After the morning hike, we took a well-deserved afternoon nap and chill at the hotel’s gorgeous swimming pool and later popped across the road for some cocktails and BBQ ribs at the more casual Hana Ranch.
Day two of the road to Hana
We got up relatively early (ahem 10 am) and drove to Wai’anapanapa State Park (mile marker 32) to swim at the black sand beach. It was the most incredible place I’ve ever seen and one of my favourite places in Hawaii. The most vibrant neon green plants grow out of the black soil. Black sand and black rocks jut out from the shallow turquoise sea, the deeper parts a deeper electric blue, indistinguishable from the bright blue sky.
There are some coastal hike paths around here that we explored for a bit. But we weren’t prepared for a hike, dressed with flip-flops and beachwear, so we turned back after 20 minutes or so. There is also a sea cave to the right of the beach that a lot of people got very excited about.
The black sand gets seriously hot. I put my flipflops on a rock near the water and ran in fast like running over hot coals. The ‘sand’ is a mix of tiny pebbles as fine as caviar, as well as bigger, smooth stones that sparkle under the sun. Wai’anapanapa actually means glistening waters. We brought our waterproof go pro with us to take some fun shots.
This is not a place to rush or take a photo and leave. Bring a picnic basket and spend at least a few hours here, hike to a secluded beach and swim in the sea. You won’t regret it.

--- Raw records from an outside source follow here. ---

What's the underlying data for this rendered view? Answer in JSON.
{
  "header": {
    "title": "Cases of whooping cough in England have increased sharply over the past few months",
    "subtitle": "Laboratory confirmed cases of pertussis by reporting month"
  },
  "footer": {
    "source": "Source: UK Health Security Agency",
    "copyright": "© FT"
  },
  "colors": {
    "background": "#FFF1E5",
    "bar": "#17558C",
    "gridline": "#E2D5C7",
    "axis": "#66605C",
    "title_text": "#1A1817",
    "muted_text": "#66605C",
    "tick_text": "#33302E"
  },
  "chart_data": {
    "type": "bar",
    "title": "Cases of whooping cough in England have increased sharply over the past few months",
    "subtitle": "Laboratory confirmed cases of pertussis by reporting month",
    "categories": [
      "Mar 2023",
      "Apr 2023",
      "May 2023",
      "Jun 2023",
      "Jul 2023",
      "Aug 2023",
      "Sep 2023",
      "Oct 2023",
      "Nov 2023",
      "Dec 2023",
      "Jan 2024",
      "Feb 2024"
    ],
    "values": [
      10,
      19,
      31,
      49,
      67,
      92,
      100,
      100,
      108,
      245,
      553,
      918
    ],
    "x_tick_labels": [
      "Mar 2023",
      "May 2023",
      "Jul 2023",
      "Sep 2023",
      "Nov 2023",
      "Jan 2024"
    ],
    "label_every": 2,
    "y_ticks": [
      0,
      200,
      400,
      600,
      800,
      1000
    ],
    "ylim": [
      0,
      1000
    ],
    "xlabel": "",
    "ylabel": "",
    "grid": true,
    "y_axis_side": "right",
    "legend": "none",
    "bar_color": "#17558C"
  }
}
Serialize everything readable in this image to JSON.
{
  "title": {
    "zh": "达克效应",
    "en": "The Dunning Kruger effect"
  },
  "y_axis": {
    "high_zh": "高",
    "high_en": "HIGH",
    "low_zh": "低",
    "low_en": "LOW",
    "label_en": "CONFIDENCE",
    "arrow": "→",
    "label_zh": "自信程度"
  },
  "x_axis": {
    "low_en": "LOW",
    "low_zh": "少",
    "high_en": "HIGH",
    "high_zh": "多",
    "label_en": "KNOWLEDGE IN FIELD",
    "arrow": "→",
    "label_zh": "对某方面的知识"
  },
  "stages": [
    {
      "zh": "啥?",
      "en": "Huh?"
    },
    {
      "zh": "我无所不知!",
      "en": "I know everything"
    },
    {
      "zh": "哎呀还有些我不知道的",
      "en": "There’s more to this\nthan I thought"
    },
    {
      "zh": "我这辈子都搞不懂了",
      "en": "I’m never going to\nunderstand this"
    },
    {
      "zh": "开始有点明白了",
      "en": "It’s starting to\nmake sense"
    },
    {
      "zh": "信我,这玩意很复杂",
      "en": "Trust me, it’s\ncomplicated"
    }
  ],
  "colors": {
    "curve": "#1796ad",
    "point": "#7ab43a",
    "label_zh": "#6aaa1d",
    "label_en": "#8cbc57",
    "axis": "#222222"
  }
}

After the black sand beach, we drove to Hamoa Beach (mile marker 50), considered by some as one of the most beautiful beaches in the world. It’s a relatively small, crescent-shaped bay, with white powdery sand and crystal clear waters that roll to shore in small waves. The beach is lined with trees providing plenty of shade and is typically not very crowded. There is also a bathroom, however, my husband said he saw a spider so big he thought it was a crab. So be careful!
The Travaasa Hana has about 8 sunbeds on the beach reserved for its guests, which are the only sunbeds there.
From Hana to Wailea
Day three came all too soon. Before hitting the road to Wailea, we spent the morning at Kaihalulu beach, also known as the red sand beach. It’s about a 15-minute walk from the hotel along a narrow hike path that requires proper footwear.
After our swim, we took a shower and checked out. For the road, we stocked up on water and food supplies from the hotel’s small convenience store, as well as plenty of that delicious banana bread from the restaurant. Everyone who visits Maui will have their favourite banana bread place. Ours was from the Travaasa Hana. It also makes a super healthy breakfast (I think!)
On our way back we stopped at the Garden of Eden (mile marker 10) as I became obsessed with the lush vegetation of Hawaii and wanted to learn a bit more about the plants and species here. The garden also has some nice waterfall and sea views, a bathroom and a cafe.
Garden of Eden charges $15 per person to enter and although it is quite small, 30 minutes here can easily turn into 2 hours as there is so much plant life to see.
If given more time…
Our plan was to visit Paia town and the Twin Falls (mile marker 2) from Wailea one day, but once we got to the Four Seasons we absolutely didn’t want to leave. Our 3 nights at the Travaasa Hana were nothing short of bliss, and the least time you should consider staying.
While we definitely hit up some of the best highlights of Maui, even at our seemingly leisurely pace, we could have taken things even slower still. It’s a shame to rush through these places when it’s a once in a lifetime trip. Because who knows when we’ll be back. For our 10 year anniversary, maybe.
In hindsight, an earlier start or 4-night stay would have let us spend some more time by the pool or relaxing on Hamoa Beach. As well as go to Wailua and/or Twin Falls and visit Paia town, where you’ll find the island’s most popular restaurant, Mama’s Fish House.
So to answer the questions, is Maui’s road to Hana more about the road or the destination? It should now seem like a bit of a silly question; it’s both.